Prompted by The Ringer’s unionization, Barstool Sports founder Dave Portnoy, whose site uses the tagline “By the common man, for the common man,” has spent a lot of his time yesterday and today coming out as a big anti-union guy. This was a predictable shtick from the guy who sold MAGA hats and yuks it up with Tucker Carlson, but what was actually disheartening was the sight of his employees nosing their boss’s butt.
On Monday, Portnoy recycled a blog he wrote when Gawker Media unionized, and boasted about how he’d stop any unionization effort at his company.
This part just doesn’t make any sense. There are plenty of unions in sports!
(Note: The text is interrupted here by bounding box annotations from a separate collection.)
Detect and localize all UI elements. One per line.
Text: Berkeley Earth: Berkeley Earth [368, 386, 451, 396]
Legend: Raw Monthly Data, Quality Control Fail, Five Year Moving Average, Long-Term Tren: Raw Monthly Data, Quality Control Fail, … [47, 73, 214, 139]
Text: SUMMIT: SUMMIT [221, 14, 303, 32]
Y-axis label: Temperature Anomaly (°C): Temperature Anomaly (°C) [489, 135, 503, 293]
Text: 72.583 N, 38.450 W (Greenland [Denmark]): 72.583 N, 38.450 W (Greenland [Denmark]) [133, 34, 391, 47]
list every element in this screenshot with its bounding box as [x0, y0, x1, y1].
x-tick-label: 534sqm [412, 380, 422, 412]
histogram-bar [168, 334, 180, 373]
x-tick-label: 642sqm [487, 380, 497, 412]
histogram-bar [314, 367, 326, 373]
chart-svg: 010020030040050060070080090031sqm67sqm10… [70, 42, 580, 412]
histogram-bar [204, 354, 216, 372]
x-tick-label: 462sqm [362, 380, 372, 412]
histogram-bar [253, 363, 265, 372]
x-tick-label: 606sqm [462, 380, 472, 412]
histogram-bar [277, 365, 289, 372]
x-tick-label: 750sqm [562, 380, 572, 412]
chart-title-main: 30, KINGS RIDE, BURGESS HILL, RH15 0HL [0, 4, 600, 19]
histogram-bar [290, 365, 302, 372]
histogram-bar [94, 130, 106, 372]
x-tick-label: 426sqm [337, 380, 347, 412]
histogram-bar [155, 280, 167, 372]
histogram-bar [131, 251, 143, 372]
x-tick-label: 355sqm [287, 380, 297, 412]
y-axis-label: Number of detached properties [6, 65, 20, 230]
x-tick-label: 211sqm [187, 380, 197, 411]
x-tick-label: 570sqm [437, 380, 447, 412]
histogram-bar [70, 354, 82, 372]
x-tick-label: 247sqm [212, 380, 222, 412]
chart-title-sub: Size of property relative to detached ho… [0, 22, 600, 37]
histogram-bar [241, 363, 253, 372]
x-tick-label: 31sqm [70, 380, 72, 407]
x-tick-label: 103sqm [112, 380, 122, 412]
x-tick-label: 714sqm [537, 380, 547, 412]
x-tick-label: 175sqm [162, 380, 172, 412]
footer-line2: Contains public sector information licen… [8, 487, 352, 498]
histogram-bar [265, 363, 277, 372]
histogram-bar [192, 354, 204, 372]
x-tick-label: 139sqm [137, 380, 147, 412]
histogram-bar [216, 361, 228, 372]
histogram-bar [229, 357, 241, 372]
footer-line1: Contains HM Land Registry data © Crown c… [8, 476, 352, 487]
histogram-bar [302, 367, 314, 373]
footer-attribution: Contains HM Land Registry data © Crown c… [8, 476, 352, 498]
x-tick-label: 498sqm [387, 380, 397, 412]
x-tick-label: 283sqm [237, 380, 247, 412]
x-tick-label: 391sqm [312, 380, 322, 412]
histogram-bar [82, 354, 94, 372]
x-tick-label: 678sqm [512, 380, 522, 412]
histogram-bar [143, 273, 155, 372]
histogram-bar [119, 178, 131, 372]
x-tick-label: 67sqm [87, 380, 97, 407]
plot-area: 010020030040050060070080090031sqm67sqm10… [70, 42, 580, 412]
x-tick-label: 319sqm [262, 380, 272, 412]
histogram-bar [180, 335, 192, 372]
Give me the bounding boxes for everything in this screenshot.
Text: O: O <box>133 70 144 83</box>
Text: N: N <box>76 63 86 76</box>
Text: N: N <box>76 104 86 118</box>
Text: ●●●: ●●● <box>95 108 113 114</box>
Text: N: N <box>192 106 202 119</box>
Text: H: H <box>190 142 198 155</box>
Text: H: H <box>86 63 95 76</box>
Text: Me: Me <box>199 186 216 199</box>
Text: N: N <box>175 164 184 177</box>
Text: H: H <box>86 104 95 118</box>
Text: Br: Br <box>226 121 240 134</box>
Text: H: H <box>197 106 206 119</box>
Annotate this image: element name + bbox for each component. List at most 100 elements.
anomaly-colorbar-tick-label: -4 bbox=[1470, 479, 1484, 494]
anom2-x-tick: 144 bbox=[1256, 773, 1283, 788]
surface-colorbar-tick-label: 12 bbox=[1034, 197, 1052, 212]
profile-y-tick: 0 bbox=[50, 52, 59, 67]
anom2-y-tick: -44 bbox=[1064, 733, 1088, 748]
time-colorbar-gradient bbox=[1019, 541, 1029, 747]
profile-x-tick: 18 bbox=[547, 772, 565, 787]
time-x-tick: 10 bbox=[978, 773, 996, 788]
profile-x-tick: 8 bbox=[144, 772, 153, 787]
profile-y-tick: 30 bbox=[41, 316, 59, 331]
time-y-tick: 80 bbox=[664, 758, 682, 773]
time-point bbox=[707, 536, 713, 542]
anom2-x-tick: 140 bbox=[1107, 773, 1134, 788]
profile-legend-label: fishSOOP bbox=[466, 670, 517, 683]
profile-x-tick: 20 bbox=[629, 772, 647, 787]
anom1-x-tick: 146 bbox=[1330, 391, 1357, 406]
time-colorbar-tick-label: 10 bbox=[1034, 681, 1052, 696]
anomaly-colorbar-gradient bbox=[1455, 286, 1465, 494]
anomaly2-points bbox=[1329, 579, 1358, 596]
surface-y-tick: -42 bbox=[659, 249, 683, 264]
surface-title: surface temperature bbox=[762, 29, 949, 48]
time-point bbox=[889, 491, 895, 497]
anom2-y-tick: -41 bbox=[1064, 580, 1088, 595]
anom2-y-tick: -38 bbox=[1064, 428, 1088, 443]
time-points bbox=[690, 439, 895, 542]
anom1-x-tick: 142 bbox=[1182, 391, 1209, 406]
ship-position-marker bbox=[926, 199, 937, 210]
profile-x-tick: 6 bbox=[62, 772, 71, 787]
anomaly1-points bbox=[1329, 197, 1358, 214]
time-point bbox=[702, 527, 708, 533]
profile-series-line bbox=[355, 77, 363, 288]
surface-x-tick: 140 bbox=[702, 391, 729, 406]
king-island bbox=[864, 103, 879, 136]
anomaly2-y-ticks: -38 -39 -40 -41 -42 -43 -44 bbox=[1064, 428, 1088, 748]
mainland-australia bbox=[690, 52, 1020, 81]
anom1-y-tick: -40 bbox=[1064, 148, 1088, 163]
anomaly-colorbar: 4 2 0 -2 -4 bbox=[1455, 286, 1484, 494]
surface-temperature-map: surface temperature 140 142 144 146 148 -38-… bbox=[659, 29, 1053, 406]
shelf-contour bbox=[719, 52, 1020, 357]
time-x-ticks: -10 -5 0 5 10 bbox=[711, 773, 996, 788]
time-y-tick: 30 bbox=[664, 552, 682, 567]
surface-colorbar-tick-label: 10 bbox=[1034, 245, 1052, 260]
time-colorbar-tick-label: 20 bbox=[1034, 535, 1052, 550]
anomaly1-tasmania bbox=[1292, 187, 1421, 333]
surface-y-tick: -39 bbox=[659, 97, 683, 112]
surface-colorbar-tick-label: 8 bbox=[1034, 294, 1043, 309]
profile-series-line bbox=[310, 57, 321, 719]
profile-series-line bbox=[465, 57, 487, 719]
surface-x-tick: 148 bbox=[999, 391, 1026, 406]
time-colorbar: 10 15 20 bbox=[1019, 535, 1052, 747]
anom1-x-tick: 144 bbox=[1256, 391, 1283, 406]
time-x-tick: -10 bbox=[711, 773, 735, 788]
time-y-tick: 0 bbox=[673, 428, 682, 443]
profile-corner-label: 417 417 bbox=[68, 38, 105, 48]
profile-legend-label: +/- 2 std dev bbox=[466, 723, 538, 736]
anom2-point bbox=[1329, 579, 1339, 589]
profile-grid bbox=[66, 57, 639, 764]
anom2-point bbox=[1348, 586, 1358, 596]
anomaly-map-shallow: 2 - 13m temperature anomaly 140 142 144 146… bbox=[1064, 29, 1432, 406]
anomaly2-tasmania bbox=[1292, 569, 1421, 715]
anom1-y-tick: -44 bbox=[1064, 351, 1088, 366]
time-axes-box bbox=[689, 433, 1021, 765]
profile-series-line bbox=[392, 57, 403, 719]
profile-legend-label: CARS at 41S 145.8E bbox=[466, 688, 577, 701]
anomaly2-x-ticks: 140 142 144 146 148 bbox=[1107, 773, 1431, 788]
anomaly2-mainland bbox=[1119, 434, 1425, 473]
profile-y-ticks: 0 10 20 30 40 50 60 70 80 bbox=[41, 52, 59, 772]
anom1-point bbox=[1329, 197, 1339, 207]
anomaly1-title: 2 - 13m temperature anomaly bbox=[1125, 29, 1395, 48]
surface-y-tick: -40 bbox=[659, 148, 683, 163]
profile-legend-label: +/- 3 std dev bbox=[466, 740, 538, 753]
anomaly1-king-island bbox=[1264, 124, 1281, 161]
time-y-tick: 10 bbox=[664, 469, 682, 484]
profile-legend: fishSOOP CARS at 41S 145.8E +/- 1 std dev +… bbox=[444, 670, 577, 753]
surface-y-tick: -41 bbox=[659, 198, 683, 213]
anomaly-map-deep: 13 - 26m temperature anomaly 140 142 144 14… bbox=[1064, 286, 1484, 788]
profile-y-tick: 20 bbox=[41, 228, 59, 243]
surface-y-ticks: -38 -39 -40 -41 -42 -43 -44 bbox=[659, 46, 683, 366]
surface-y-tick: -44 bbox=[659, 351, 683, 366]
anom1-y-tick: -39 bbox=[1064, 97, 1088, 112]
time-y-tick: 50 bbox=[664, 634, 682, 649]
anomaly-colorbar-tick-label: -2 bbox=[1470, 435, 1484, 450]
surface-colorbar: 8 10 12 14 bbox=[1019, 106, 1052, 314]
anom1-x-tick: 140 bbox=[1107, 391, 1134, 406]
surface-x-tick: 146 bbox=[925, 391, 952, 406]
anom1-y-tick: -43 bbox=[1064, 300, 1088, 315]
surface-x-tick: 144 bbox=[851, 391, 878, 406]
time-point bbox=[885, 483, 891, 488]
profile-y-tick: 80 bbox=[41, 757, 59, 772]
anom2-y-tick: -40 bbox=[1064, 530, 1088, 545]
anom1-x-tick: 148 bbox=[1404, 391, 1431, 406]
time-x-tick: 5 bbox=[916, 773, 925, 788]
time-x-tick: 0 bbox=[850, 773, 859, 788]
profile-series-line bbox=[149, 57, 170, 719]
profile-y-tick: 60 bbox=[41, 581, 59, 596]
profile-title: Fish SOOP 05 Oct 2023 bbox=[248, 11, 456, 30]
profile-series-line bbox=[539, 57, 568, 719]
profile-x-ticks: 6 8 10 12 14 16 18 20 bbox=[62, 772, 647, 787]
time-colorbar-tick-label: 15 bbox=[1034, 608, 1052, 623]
This morning, Portnoy tested labor laws by threatening to can any employee who talked about unionization with a writer from Live Science. He successfully drew the attention of AFL-CIO and the New York State Department of Labor:
Portnoy’s stance on this issue isn’t surprising, but his subordinates’ reactions were. Dan Katz, who holds some leverage at the site because of the success of his and Eric Sollenberger’s podcast Pardon My Take, used the oldest line in the book when asked for a real answer on how he felt about unions: “I’m very pro-union. I don’t think a union makes sense for us.” A couple of his coworkers agreed:
All of these talking points are standard opposition to a union, and none of them hold water. (Especially the argument that their boss is actually cool.) If working at Barstool Sports is as perfect as they insist—it’d be more useful to ask the behind-the-scenes employees about that one—then that’s all the more reason to unionize. A collective bargaining agreement could force management to put guarantees behind those benefits, perks, and health insurance plans—you know, that stuff for pussies. Then Chernin Group and whoever else is actually in charge couldn’t take away all that good stuff on a whim if shit went sideways tomorrow.
Consider one of the site’s slogans, “Saturdays Are For The Boys,” popularized after one of Barstool’s writers heard someone else say it. How did Saturdays come to be for the boys? By the existence of the weekend. Why does the weekend exist? Labor unions. I rest my case.